When we took a walk out along the fishing pier, not too far away we spotted the silhouette of a frigate bird gliding by overhead. This unique-looking large black seabird with its long, angled wings and scissor-like tail is always exciting to see. It is notorious for its habit of stealing meals from other birds.
As we write, a white ibis is passing along the waterfront with a juvenile bird in tow. The adult white ibis is all white with a red bill and feet, and the immature is gray. After a rain one day about 20 of these beautiful all-white birds flew in to enjoy the huge puddle left by the rain at the end of our road. A sight we won’t soon forget.
After getting well settled in we decided to take our first adventure here in Florida, so we headed south to the Mote Aquarium, where wildlife in the area was studied after the Gulf oil spill — a huge complex of education, research and exhibits.
We drove past the main buildings and on toward the water to a preserve, where we looked for shore birds. There is a nice, wide boardwalk through a mangrove swamp area. Mangroves are a most important part of a saltwater ecosystem here in Florida, for they act as a nursery area, spawning area, water quality indicator and a host of other resources that play a vital role in making a habitat for the building blocks of the food chain. They act in the same capacity as our salt marshes back home. It was good to have the hard surface of the boardwalk on which to meander through this important area.

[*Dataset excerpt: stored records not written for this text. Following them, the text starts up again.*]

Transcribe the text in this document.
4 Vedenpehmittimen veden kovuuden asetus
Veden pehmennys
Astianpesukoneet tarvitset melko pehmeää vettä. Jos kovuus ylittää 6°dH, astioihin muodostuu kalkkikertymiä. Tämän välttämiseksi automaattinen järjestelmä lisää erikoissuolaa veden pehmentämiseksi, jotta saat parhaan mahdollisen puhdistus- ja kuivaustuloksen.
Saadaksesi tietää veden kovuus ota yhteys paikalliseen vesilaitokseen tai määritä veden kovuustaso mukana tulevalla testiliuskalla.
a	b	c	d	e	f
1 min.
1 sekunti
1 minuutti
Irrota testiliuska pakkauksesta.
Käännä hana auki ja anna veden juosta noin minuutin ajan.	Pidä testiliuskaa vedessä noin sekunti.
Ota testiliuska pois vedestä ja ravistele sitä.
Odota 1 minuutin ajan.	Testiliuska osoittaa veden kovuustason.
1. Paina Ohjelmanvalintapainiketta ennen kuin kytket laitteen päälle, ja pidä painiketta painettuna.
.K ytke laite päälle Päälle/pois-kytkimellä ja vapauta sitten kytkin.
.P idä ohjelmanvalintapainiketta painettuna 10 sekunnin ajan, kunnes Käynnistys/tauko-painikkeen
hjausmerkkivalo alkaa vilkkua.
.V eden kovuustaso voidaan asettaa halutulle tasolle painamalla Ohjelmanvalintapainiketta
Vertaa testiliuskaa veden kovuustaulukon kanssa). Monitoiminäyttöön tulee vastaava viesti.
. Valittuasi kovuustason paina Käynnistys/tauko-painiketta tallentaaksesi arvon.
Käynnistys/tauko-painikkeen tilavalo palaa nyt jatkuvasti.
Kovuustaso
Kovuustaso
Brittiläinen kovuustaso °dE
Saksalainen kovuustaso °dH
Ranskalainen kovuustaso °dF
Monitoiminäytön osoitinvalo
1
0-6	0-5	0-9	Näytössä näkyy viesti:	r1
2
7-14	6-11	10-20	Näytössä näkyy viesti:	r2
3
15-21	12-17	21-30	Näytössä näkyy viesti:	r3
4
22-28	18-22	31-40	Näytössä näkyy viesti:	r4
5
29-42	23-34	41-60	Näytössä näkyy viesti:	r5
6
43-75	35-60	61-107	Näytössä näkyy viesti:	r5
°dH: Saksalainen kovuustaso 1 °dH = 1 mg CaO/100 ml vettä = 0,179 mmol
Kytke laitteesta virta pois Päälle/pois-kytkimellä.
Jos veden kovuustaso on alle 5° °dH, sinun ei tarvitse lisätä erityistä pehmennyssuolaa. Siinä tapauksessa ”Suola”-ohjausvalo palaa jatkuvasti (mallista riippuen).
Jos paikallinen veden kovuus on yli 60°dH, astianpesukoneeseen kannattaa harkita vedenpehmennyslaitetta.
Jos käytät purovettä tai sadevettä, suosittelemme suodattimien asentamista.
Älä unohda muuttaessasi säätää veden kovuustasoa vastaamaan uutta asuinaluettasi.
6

We came to a section of the walk that led out into the bay. Since it was low tide at the time and the birds were feeding, we could see snowy egrets, great egrets, great blue herons, black-bellied plovers, a willet and a little blue heron.
And there were a number of adult white ibis. We could see why nature had provided this bird with its long, specially curved bill, for it was probing deep into the soft mud where other birds couldn’t reach. It was the first time we had witnessed the almost complete submergence of the bird’s bill and head into the soft mud to feed.
As we continued along, the boardwalk opened into a mowed grassland. Here, jittering about before us along the walkway, were some small warblers. We sat for a while in the warm air and with our binoculars were finally able to identify them as palm warblers. Most notable in identifying them was the constant bobbing of their tails.
As we finished off our walk, an osprey called from near its nest high on a 150-foot tower nearby. This was our first of many adventures, with more to follow.